One unusual feature is the Location Map. This shows an LA grid and lets you select seven different locations: “Beverly Hills Police Station”, “Victor Maitland’s Mansion”, “The Biltmore”, “Warehouse”, “Art Gallery”, “Harrow Club” and “Strip Club”. When you choose one of these, you find comments from production designer Angelo P. Graham; he tells us about the locations and gives us some useful information about them. Each of the clips lasts between 28 seconds and 105 seconds for a total of seven minutes and 45 seconds of material. It’s a good collection of information, as we learn some useful facts about the different areas.
Next we get another featurette called The Music of Beverly Hills Cop. This seven-minute and 45-second piece offers statements from producer Bruckheimer, actor Reinhold, director Brest, music editor Bob Badami, and editor Billy Weber.
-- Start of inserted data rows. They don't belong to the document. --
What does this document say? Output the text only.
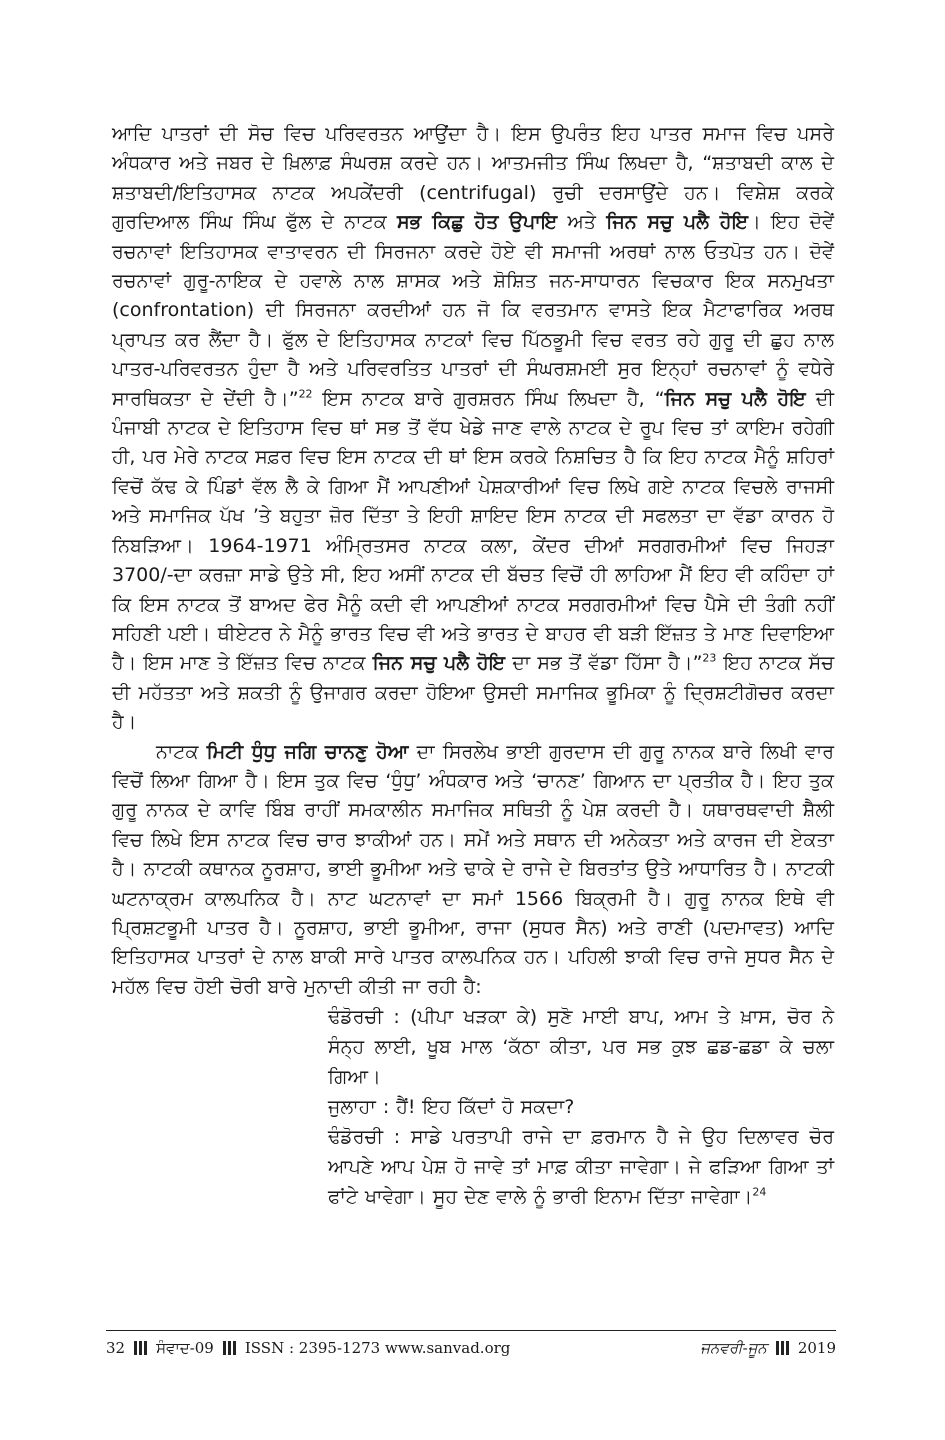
ਆਦਿ ਪਾਤਰਾਂ ਦੀ ਸੋਚ ਵਿਚ ਪਰਿਵਰਤਨ ਆਉਂਦਾ ਹੈ। ਇਸ ਉਪਰੰਤ ਇਹ ਪਾਤਰ ਸਮਾਜ ਵਿਚ ਪਸਰੇ ਅੰਧਕਾਰ ਅਤੇ ਜਬਰ ਦੇ ਖ਼ਿਲਾਫ਼ ਸੰਘਰਸ਼ ਕਰਦੇ ਹਨ। ਆਤਮਜੀਤ ਸਿੰਘ ਲਿਖਦਾ ਹੈ, “ਸ਼ਤਾਬਦੀ ਕਾਲ ਦੇ ਸ਼ਤਾਬਦੀ/ਇਤਿਹਾਸਕ ਨਾਟਕ ਅਪਕੇਂਦਰੀ (centrifugal) ਰੁਚੀ ਦਰਸਾਉਂਦੇ ਹਨ। ਵਿਸ਼ੇਸ਼ ਕਰਕੇ ਗੁਰਦਿਆਲ ਸਿੰਘ ਸਿੰਘ ਫੁੱਲ ਦੇ ਨਾਟਕ ਸਭ ਕਿਛੁ ਹੋਤ ਉਪਾਇ ਅਤੇ ਜਿਨ ਸਚੁ ਪਲੈ ਹੋਇ। ਇਹ ਦੋਵੇਂ ਰਚਨਾਵਾਂ ਇਤਿਹਾਸਕ ਵਾਤਾਵਰਨ ਦੀ ਸਿਰਜਨਾ ਕਰਦੇ ਹੋਏ ਵੀ ਸਮਾਜੀ ਅਰਥਾਂ ਨਾਲ ਓਤਪੋਤ ਹਨ। ਦੋਵੇਂ ਰਚਨਾਵਾਂ ਗੁਰੂ-ਨਾਇਕ ਦੇ ਹਵਾਲੇ ਨਾਲ ਸ਼ਾਸਕ ਅਤੇ ਸ਼ੋਸ਼ਿਤ ਜਨ-ਸਾਧਾਰਨ ਵਿਚਕਾਰ ਇਕ ਸਨਮੁਖਤਾ (confrontation) ਦੀ ਸਿਰਜਨਾ ਕਰਦੀਆਂ ਹਨ ਜੋ ਕਿ ਵਰਤਮਾਨ ਵਾਸਤੇ ਇਕ ਮੈਟਾਫਾਰਿਕ ਅਰਥ ਪ੍ਰਾਪਤ ਕਰ ਲੈਂਦਾ ਹੈ। ਫੁੱਲ ਦੇ ਇਤਿਹਾਸਕ ਨਾਟਕਾਂ ਵਿਚ ਪਿੱਠਭੂਮੀ ਵਿਚ ਵਰਤ ਰਹੇ ਗੁਰੂ ਦੀ ਛੁਹ ਨਾਲ ਪਾਤਰ-ਪਰਿਵਰਤਨ ਹੁੰਦਾ ਹੈ ਅਤੇ ਪਰਿਵਰਤਿਤ ਪਾਤਰਾਂ ਦੀ ਸੰਘਰਸ਼ਮਈ ਸੁਰ ਇਨ੍ਹਾਂ ਰਚਨਾਵਾਂ ਨੂੰ ਵਧੇਰੇ ਸਾਰਥਿਕਤਾ ਦੇ ਦੇਂਦੀ ਹੈ।”$^{22}$ ਇਸ ਨਾਟਕ ਬਾਰੇ ਗੁਰਸ਼ਰਨ ਸਿੰਘ ਲਿਖਦਾ ਹੈ, “ਜਿਨ ਸਚੁ ਪਲੈ ਹੋਇ ਦੀ ਪੰਜਾਬੀ ਨਾਟਕ ਦੇ ਇਤਿਹਾਸ ਵਿਚ ਥਾਂ ਸਭ ਤੋਂ ਵੱਧ ਖੇਡੇ ਜਾਣ ਵਾਲੇ ਨਾਟਕ ਦੇ ਰੂਪ ਵਿਚ ਤਾਂ ਕਾਇਮ ਰਹੇਗੀ ਹੀ, ਪਰ ਮੇਰੇ ਨਾਟਕ ਸਫ਼ਰ ਵਿਚ ਇਸ ਨਾਟਕ ਦੀ ਥਾਂ ਇਸ ਕਰਕੇ ਨਿਸ਼ਚਿਤ ਹੈ ਕਿ ਇਹ ਨਾਟਕ ਮੈਨੂੰ ਸ਼ਹਿਰਾਂ ਵਿਚੋਂ ਕੱਢ ਕੇ ਪਿੰਡਾਂ ਵੱਲ ਲੈ ਕੇ ਗਿਆ ਮੈਂ ਆਪਣੀਆਂ ਪੇਸ਼ਕਾਰੀਆਂ ਵਿਚ ਲਿਖੇ ਗਏ ਨਾਟਕ ਵਿਚਲੇ ਰਾਜਸੀ ਅਤੇ ਸਮਾਜਿਕ ਪੱਖ ’ਤੇ ਬਹੁਤਾ ਜ਼ੋਰ ਦਿੱਤਾ ਤੇ ਇਹੀ ਸ਼ਾਇਦ ਇਸ ਨਾਟਕ ਦੀ ਸਫਲਤਾ ਦਾ ਵੱਡਾ ਕਾਰਨ ਹੋ ਨਿਬੜਿਆ। 1964-1971 ਅੰਮ੍ਰਿਤਸਰ ਨਾਟਕ ਕਲਾ, ਕੇਂਦਰ ਦੀਆਂ ਸਰਗਰਮੀਆਂ ਵਿਚ ਜਿਹੜਾ 3700/-ਦਾ ਕਰਜ਼ਾ ਸਾਡੇ ਉਤੇ ਸੀ, ਇਹ ਅਸੀਂ ਨਾਟਕ ਦੀ ਬੱਚਤ ਵਿਚੋਂ ਹੀ ਲਾਹਿਆ ਮੈਂ ਇਹ ਵੀ ਕਹਿੰਦਾ ਹਾਂ ਕਿ ਇਸ ਨਾਟਕ ਤੋਂ ਬਾਅਦ ਫੇਰ ਮੈਨੂੰ ਕਦੀ ਵੀ ਆਪਣੀਆਂ ਨਾਟਕ ਸਰਗਰਮੀਆਂ ਵਿਚ ਪੈਸੇ ਦੀ ਤੰਗੀ ਨਹੀਂ ਸਹਿਣੀ ਪਈ। ਥੀਏਟਰ ਨੇ ਮੈਨੂੰ ਭਾਰਤ ਵਿਚ ਵੀ ਅਤੇ ਭਾਰਤ ਦੇ ਬਾਹਰ ਵੀ ਬੜੀ ਇੱਜ਼ਤ ਤੇ ਮਾਣ ਦਿਵਾਇਆ ਹੈ। ਇਸ ਮਾਣ ਤੇ ਇੱਜ਼ਤ ਵਿਚ ਨਾਟਕ ਜਿਨ ਸਚੁ ਪਲੈ ਹੋਇ ਦਾ ਸਭ ਤੋਂ ਵੱਡਾ ਹਿੱਸਾ ਹੈ।”$^{23}$ ਇਹ ਨਾਟਕ ਸੱਚ ਦੀ ਮਹੱਤਤਾ ਅਤੇ ਸ਼ਕਤੀ ਨੂੰ ਉਜਾਗਰ ਕਰਦਾ ਹੋਇਆ ਉਸਦੀ ਸਮਾਜਿਕ ਭੂਮਿਕਾ ਨੂੰ ਦ੍ਰਿਸ਼ਟੀਗੋਚਰ ਕਰਦਾ ਹੈ।

ਨਾਟਕ ਮਿਟੀ ਧੁੰਧੁ ਜਗਿ ਚਾਨਣੁ ਹੋਆ ਦਾ ਸਿਰਲੇਖ ਭਾਈ ਗੁਰਦਾਸ ਦੀ ਗੁਰੂ ਨਾਨਕ ਬਾਰੇ ਲਿਖੀ ਵਾਰ ਵਿਚੋਂ ਲਿਆ ਗਿਆ ਹੈ। ਇਸ ਤੁਕ ਵਿਚ ‘ਧੁੰਧੁ’ ਅੰਧਕਾਰ ਅਤੇ ‘ਚਾਨਣ’ ਗਿਆਨ ਦਾ ਪ੍ਰਤੀਕ ਹੈ। ਇਹ ਤੁਕ ਗੁਰੂ ਨਾਨਕ ਦੇ ਕਾਵਿ ਬਿੰਬ ਰਾਹੀਂ ਸਮਕਾਲੀਨ ਸਮਾਜਿਕ ਸਥਿਤੀ ਨੂੰ ਪੇਸ਼ ਕਰਦੀ ਹੈ। ਯਥਾਰਥਵਾਦੀ ਸ਼ੈਲੀ ਵਿਚ ਲਿਖੇ ਇਸ ਨਾਟਕ ਵਿਚ ਚਾਰ ਝਾਕੀਆਂ ਹਨ। ਸਮੇਂ ਅਤੇ ਸਥਾਨ ਦੀ ਅਨੇਕਤਾ ਅਤੇ ਕਾਰਜ ਦੀ ਏਕਤਾ ਹੈ। ਨਾਟਕੀ ਕਥਾਨਕ ਨੂਰਸ਼ਾਹ, ਭਾਈ ਭੂਮੀਆ ਅਤੇ ਢਾਕੇ ਦੇ ਰਾਜੇ ਦੇ ਬਿਰਤਾਂਤ ਉਤੇ ਆਧਾਰਿਤ ਹੈ। ਨਾਟਕੀ ਘਟਨਾਕ੍ਰਮ ਕਾਲਪਨਿਕ ਹੈ। ਨਾਟ ਘਟਨਾਵਾਂ ਦਾ ਸਮਾਂ 1566 ਬਿਕ੍ਰਮੀ ਹੈ। ਗੁਰੂ ਨਾਨਕ ਇਥੇ ਵੀ ਪ੍ਰਿਸ਼ਟਭੂਮੀ ਪਾਤਰ ਹੈ। ਨੂਰਸ਼ਾਹ, ਭਾਈ ਭੂਮੀਆ, ਰਾਜਾ (ਸੁਧਰ ਸੈਨ) ਅਤੇ ਰਾਣੀ (ਪਦਮਾਵਤ) ਆਦਿ ਇਤਿਹਾਸਕ ਪਾਤਰਾਂ ਦੇ ਨਾਲ ਬਾਕੀ ਸਾਰੇ ਪਾਤਰ ਕਾਲਪਨਿਕ ਹਨ। ਪਹਿਲੀ ਝਾਕੀ ਵਿਚ ਰਾਜੇ ਸੁਧਰ ਸੈਨ ਦੇ ਮਹੱਲ ਵਿਚ ਹੋਈ ਚੋਰੀ ਬਾਰੇ ਮੁਨਾਦੀ ਕੀਤੀ ਜਾ ਰਹੀ ਹੈ:

ਢੰਡੋਰਚੀ : (ਪੀਪਾ ਖੜਕਾ ਕੇ) ਸੁਣੋ ਮਾਈ ਬਾਪ, ਆਮ ਤੇ ਖ਼ਾਸ, ਚੋਰ ਨੇ ਸੰਨ੍ਹ ਲਾਈ, ਖੂਬ ਮਾਲ ‘ਕੱਠਾ ਕੀਤਾ, ਪਰ ਸਭ ਕੁਝ ਛਡ-ਛਡਾ ਕੇ ਚਲਾ ਗਿਆ।

ਜੁਲਾਹਾ : ਹੈਂ! ਇਹ ਕਿੱਦਾਂ ਹੋ ਸਕਦਾ?

ਢੰਡੋਰਚੀ : ਸਾਡੇ ਪਰਤਾਪੀ ਰਾਜੇ ਦਾ ਫ਼ਰਮਾਨ ਹੈ ਜੇ ਉਹ ਦਿਲਾਵਰ ਚੋਰ ਆਪਣੇ ਆਪ ਪੇਸ਼ ਹੋ ਜਾਵੇ ਤਾਂ ਮਾਫ਼ ਕੀਤਾ ਜਾਵੇਗਾ। ਜੇ ਫੜਿਆ ਗਿਆ ਤਾਂ ਫਾਂਟੇ ਖਾਵੇਗਾ। ਸੂਹ ਦੇਣ ਵਾਲੇ ਨੂੰ ਭਾਰੀ ਇਨਾਮ ਦਿੱਤਾ ਜਾਵੇਗਾ।$^{24}$

32 ਸੰਵਾਦ-09 ISSN : 2395-1273 www.sanvad.org	ਜਨਵਰੀ-ਜੂਨ 2019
They discuss most of the pop songs heard in the flick and indicate why they ended up in the movie. It’s a fairly compelling little program. (Prior to this piece, I’d never really considered just how incredibly lame the lyrics to “The Heat Is On” are - they’re absolutely pathetic. Give it a listen and see if you agree!)
In addition to the movie’s theatrical trailer, we find a Photo Gallery. This domain includes 32 stills from the production. It’s a decent addition but not something tremendously fascinating.
Beverly Hills Cop established Eddie Murphy as a major movie star in 1984. Despite his many ups and downs over the years, it remains a fun and lively piece, largely due to his winning and charismatic performance. The DVD includes mediocre picture and sound, but these seem to accurately represent the source material. It also provides a decent roster of fairly interesting extras. Cop remains a favorite of mine, and I’m pleased with its treatment on DVD.